I'm trying to plot the median values of some data on a density distribution using the ggplot2 R library. I would like to print the median values as text on top of the density plot.
You'll see what I mean with an example (using the "diamonds" default dataframe):
I'm printing three itmes: the density plot itself, a vertical line showing the median price of each cut, and a text label with that value. But, as you can see, the median prices overlap on the "y" axis (this aesthetic is mandatory in the geom_text() function).
Is there any way to dynamically assign a "y" value to each median price, so as to print them at different heights? For example, at the maximum density value of each "cut".
So far I've got this
# input dataframe
dia <- diamonds
# calculate mean values of each numerical variable:
library(plyr)
dia_me <- ddply(dia, .(cut), numcolwise(median))
ggplot(dia, aes(x=price, y=..density.., color = cut, fill = cut), legend=TRUE) +
labs(title="diamond price per cut") +
geom_density(alpha = 0.2) +
geom_vline(data=dia_me, aes(xintercept=price, colour=cut),
linetype="dashed", size=0.5) +
scale_x_log10() +
geom_text(data = dia_me, aes(label = price, y=1, x=price))
(I'm assigning a constant value to the y aesthetics in the geom_text function because it's mandatory)
This might be a start (but it's not very readable due to the colors). My idea was to create an 'y'-position inside the data used to plot the lines for the medians.

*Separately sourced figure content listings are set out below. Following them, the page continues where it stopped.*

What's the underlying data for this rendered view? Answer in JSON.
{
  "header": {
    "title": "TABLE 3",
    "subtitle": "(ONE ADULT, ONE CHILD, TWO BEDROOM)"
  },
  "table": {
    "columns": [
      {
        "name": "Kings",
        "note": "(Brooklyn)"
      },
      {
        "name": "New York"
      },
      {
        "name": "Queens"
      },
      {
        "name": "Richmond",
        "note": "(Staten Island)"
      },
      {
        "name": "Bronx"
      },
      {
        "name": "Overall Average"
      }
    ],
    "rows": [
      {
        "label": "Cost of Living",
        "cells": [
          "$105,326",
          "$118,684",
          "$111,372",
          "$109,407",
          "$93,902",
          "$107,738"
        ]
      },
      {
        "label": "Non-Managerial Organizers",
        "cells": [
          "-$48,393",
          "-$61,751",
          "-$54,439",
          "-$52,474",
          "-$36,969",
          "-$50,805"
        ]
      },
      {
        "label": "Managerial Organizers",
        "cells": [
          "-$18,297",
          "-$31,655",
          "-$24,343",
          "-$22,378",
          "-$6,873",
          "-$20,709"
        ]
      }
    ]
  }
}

It's a bit arbitrary, but I wanted y-positions to be between 0.2 and 1 (to nicely fit on the plot). I did this by the sequence-command. Then I tried to order it (didn't do a lot of good) by the median price; this is arbitrary.
#scatter y-pos over plot
dia_me$y_pos <- seq(0.2,1,length.out=nrow(dia_me))[order(dia_me$price,decreasing = T)]
ggplot(dia, aes(x=price, y=..density.., color = cut, fill = cut), legend=TRUE) +
labs(title="diamond price per cut") +
geom_density(alpha = 0.2) +
geom_vline(data=dia_me, aes(xintercept=price, colour=cut),
linetype="dashed", size=0.5) +
scale_x_log10() +
geom_text(data = dia_me, aes(label = price, y=y_pos, x=price))